Which particular response are you measuring? Make you sure you don't use DO dns unless your provider is not so good. It slows response time.
Slow response time
A new, fairly untouched Spark 3 installation is giving me average response times of anywhere between 800ms to a full second. That's on a $20 p/month server with Digital Ocean.
I'm also caching routes & config.
Is this normal?
Just curious, when did a second start making a difference? Even UPS site tracking, sometimes screen whips right up, sometimes takes a little longer. Really, you have heard of slower times depending on web traffic, right? Every request / response isn't going to happen in .00000001 second.
@ejdelmonico Not sure what you mean. I can see from debugbar that Laravel is taking on average 800-1000ms to load.
@jlrdw 1 second response time is awful! There's absolutely no way it should be taking that long to load.
Also, that's me with only me testing the website, NO other traffic. I dread to think how slow it would be if you actually had some decent traffic.
Well, measuring that in your browser is not the way to do it. Plugins, etc will affect the response time. Pingdom, webpagetest etc is where you should test for abnormal response times. There are so many factors that affect the times as @jlrdw mentioned.
@ejdelmonico Trust me, I'm well aware that there are many factors that can affect response time. As I said before, I can see from debugbar that it is clearly slow.
I was wondering if this is the same experience as others.
I can't reproduce those times because I am using Cloudflare for both of my Spark sites.
@ejdelmonico Okay, well that's promising to hear. I'll keep digging to find out what is going on, and report back with what I find. Are your sites running the latest version of Spark?
Yes, I am using a DO server from SFO region for each one and couple that with all the goodies of paid cloudflare account. They handle a good load and the dynamic data is not slow..so good for me.
File downloads. Each CSS, js, image etc. adds a lot. Setting headers properly also is huge. Even if you have said files cached be default it checks for changes every request. That needs to not happen.
Did you trace route the IP? I've connected from la to Chicago via Virginia. Packets take a might longer to travel that far.
Are you running clockwork on your dev to ensure efficient queries or just default select * dumping columns you don't need.
Are your CSS and js files minified and concatened into minimum amount of files, or 10 CSS files, 20 js and 40 images? If images are the like 1/2 gb each or cropped/resized to the smallest size they can be?
Running google analytics or new relic? They tell you response time and what actually is talking so long.

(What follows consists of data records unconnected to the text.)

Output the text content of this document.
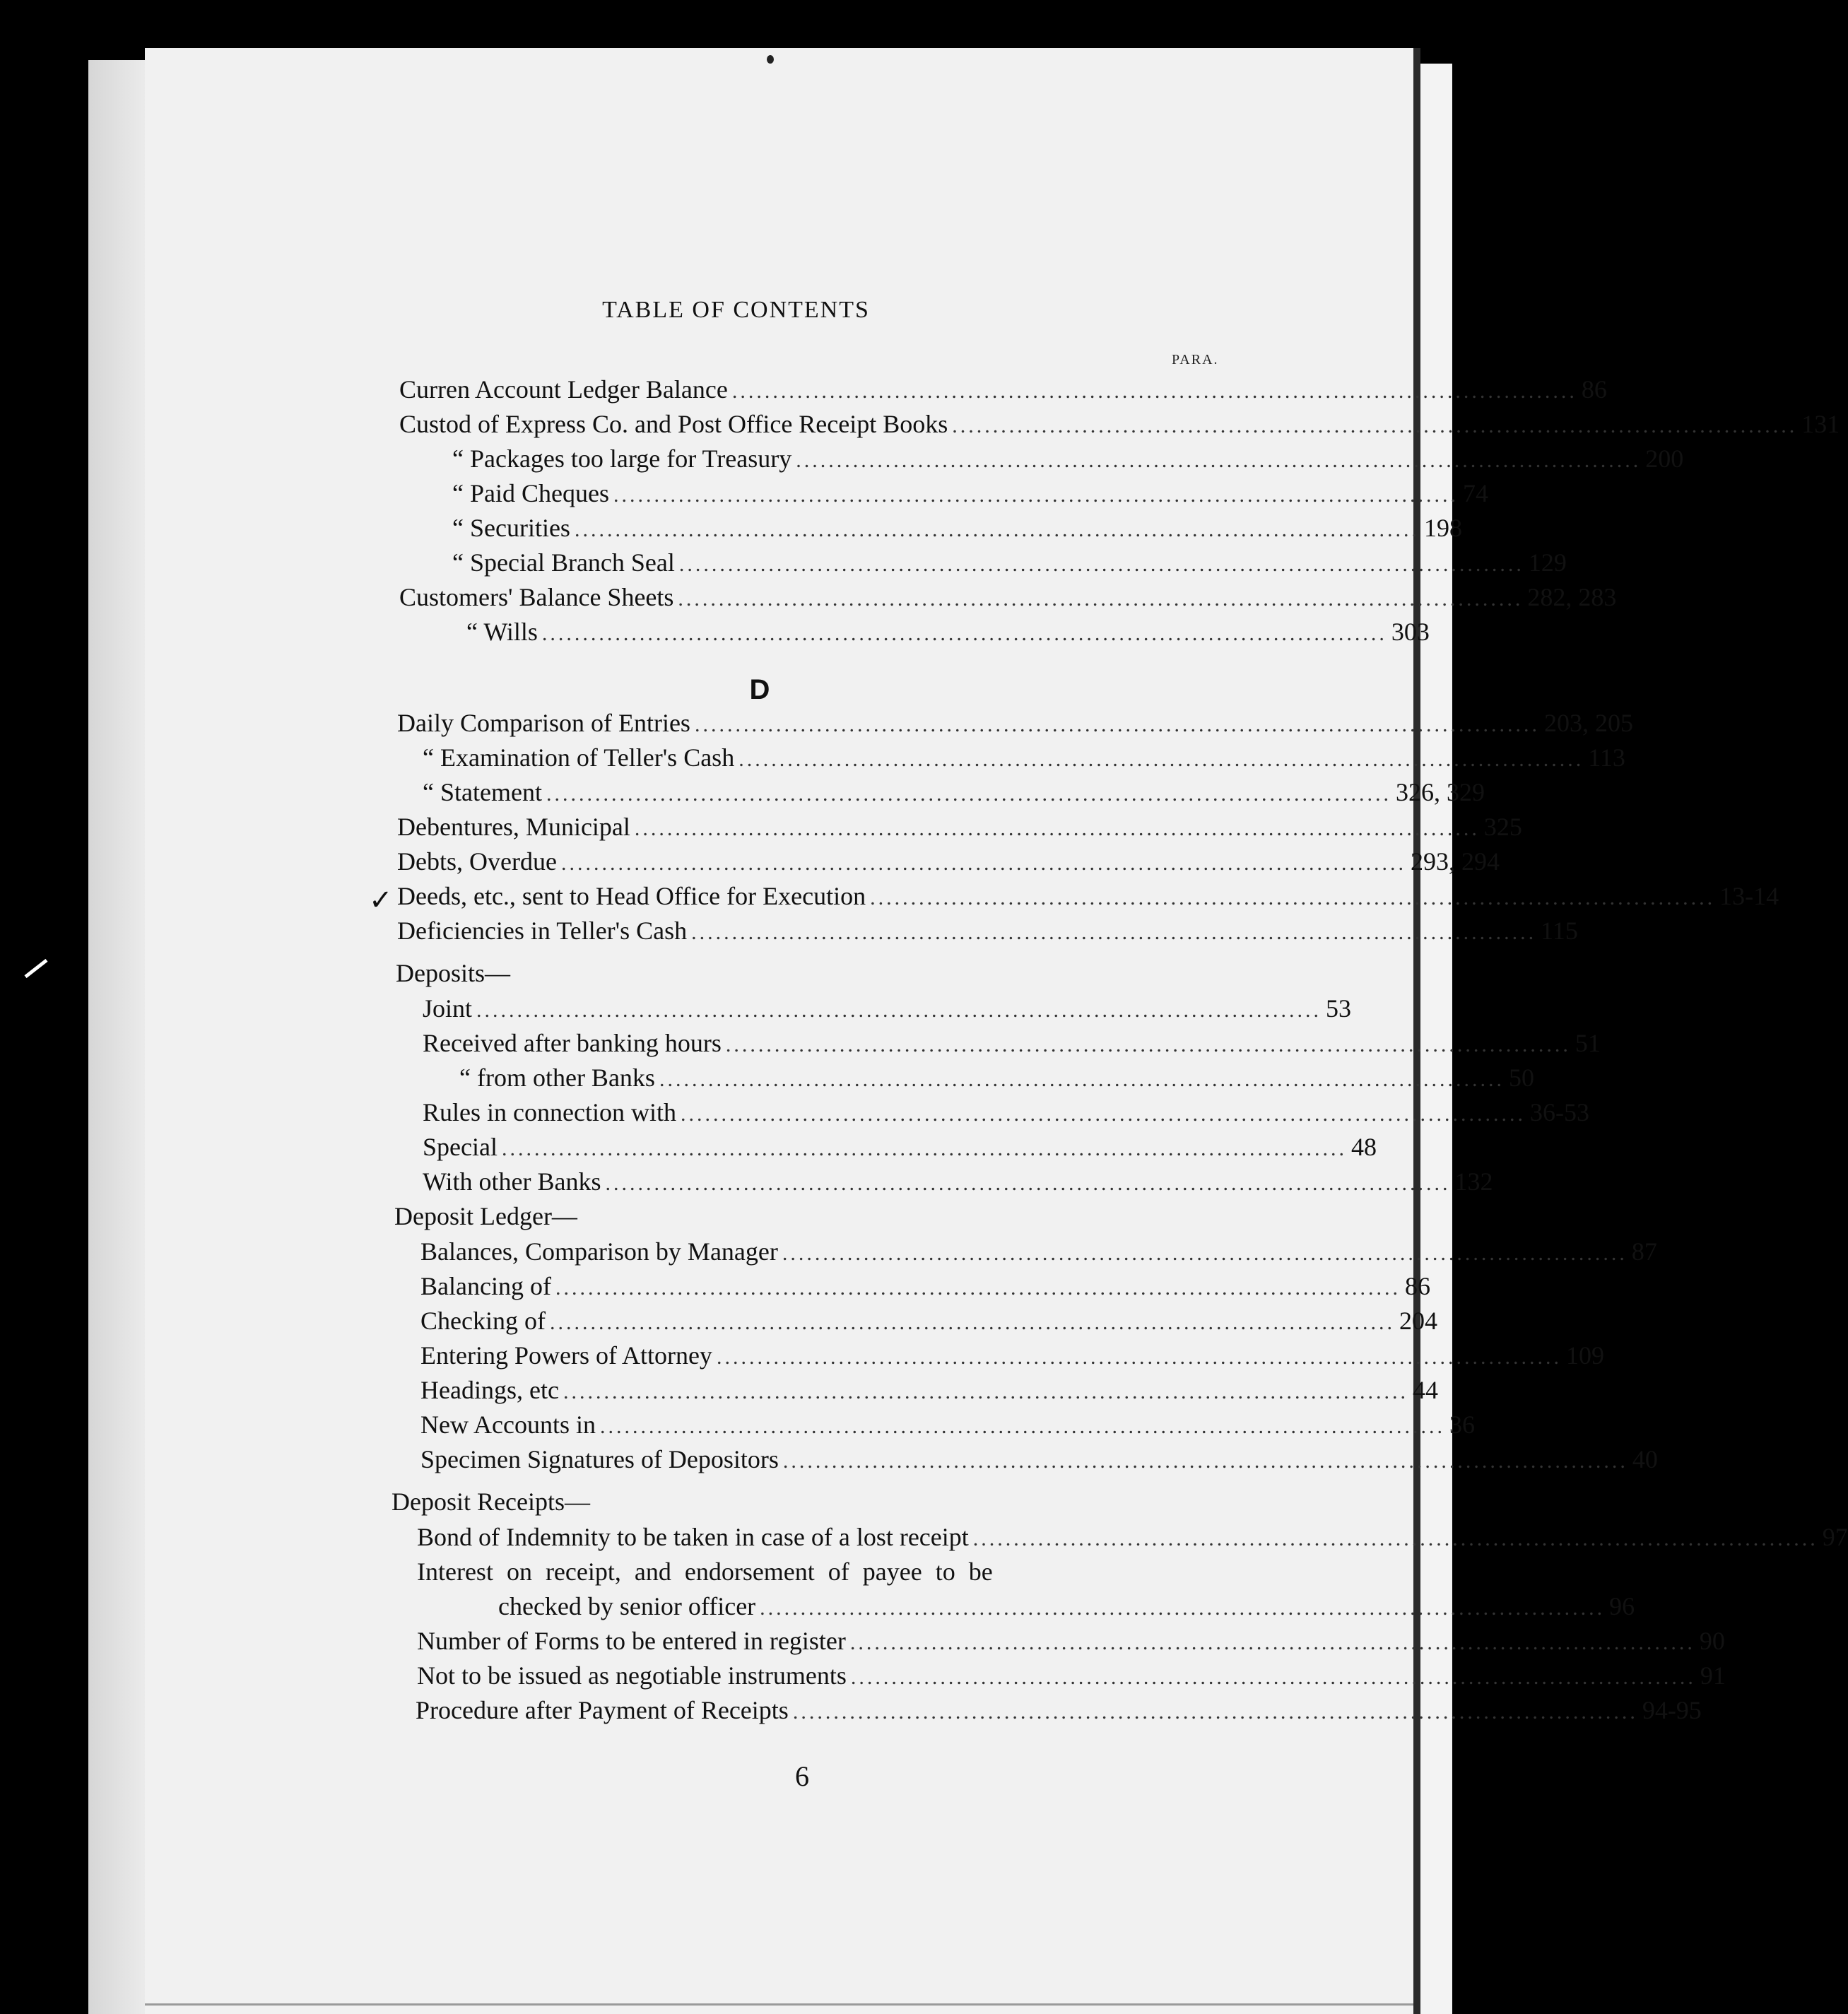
TABLE OF CONTENTS
PARA.
Curren Account Ledger Balance ........................................................................................................ 86
Custod of Express Co. and Post Office Receipt Books ........................................................................................................ 131
“ Packages too large for Treasury ........................................................................................................ 200
“ Paid Cheques ........................................................................................................ 74
“ Securities ........................................................................................................ 198
“ Special Branch Seal ........................................................................................................ 129
Customers' Balance Sheets ........................................................................................................ 282, 283
“ Wills ........................................................................................................ 303
D
Daily Comparison of Entries ........................................................................................................ 203, 205
“ Examination of Teller's Cash ........................................................................................................ 113
“ Statement ........................................................................................................ 326, 329
Debentures, Municipal ........................................................................................................ 325
Debts, Overdue ........................................................................................................ 293, 294
✓ Deeds, etc., sent to Head Office for Execution ........................................................................................................ 13-14
Deficiencies in Teller's Cash ........................................................................................................ 115
Deposits—
Joint ........................................................................................................ 53
Received after banking hours ........................................................................................................ 51
“ from other Banks ........................................................................................................ 50
Rules in connection with ........................................................................................................ 36-53
Special ........................................................................................................ 48
With other Banks ........................................................................................................ 132
Deposit Ledger—
Balances, Comparison by Manager ........................................................................................................ 87
Balancing of ........................................................................................................ 86
Checking of ........................................................................................................ 204
Entering Powers of Attorney ........................................................................................................ 109
Headings, etc ........................................................................................................ 44
New Accounts in ........................................................................................................ 36
Specimen Signatures of Depositors ........................................................................................................ 40
Deposit Receipts—
Bond of Indemnity to be taken in case of a lost receipt ........................................................................................................ 97
Interest on receipt, and endorsement of payee to be
checked by senior officer ........................................................................................................ 96
Number of Forms to be entered in register ........................................................................................................ 90
Not to be issued as negotiable instruments ........................................................................................................ 91
Procedure after Payment of Receipts ........................................................................................................ 94-95
6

How is the time via IP versus domain URL? If IP is significantly less your dns are jacked up.
Are you running php 7? MySQL via localhost or remote. If it's localhost be sure it's not hitting IP address instead. That will cause a huge slowdown as php will go out to the internet, find the IP and come back to your server for data request.
What OS and webserver are you running? Are the configured properly or redirecting all over the place and back.
@Dan even on this very forum, I randomly picked one, clicked it and counted 1001, 1 It took a little over the first 1001. I clicked https://laracasts.com/discuss/channels/requests/i-need-help-with-jquery-autocomplete-from-database Everyone keeps adding more and more css, js, etc, of course in testing it will take a little to load. Try same with just a basic html page, super fast. Rule = more junk loading, longer it will take to load.
@jlrdw I think you've missed my point. I'm not talking about how long it takes to load the page (including CSS, JS etc.). I'm talking about the response time of the page. How long the server is taking to crunch the PHP in simple terms.
I run a hugely successfully "vanilla" Laravel website which is much more complex than a base Spark installation. I'm talking 10s of thousands of users daily. That averages a response time of 90-100ms seconds, even whilst we're at peak throughput of approximately 1.82k rpm.
I can't understand why Spark is considerably slower.
@Dan ok, just curious, how long does it take a page to load?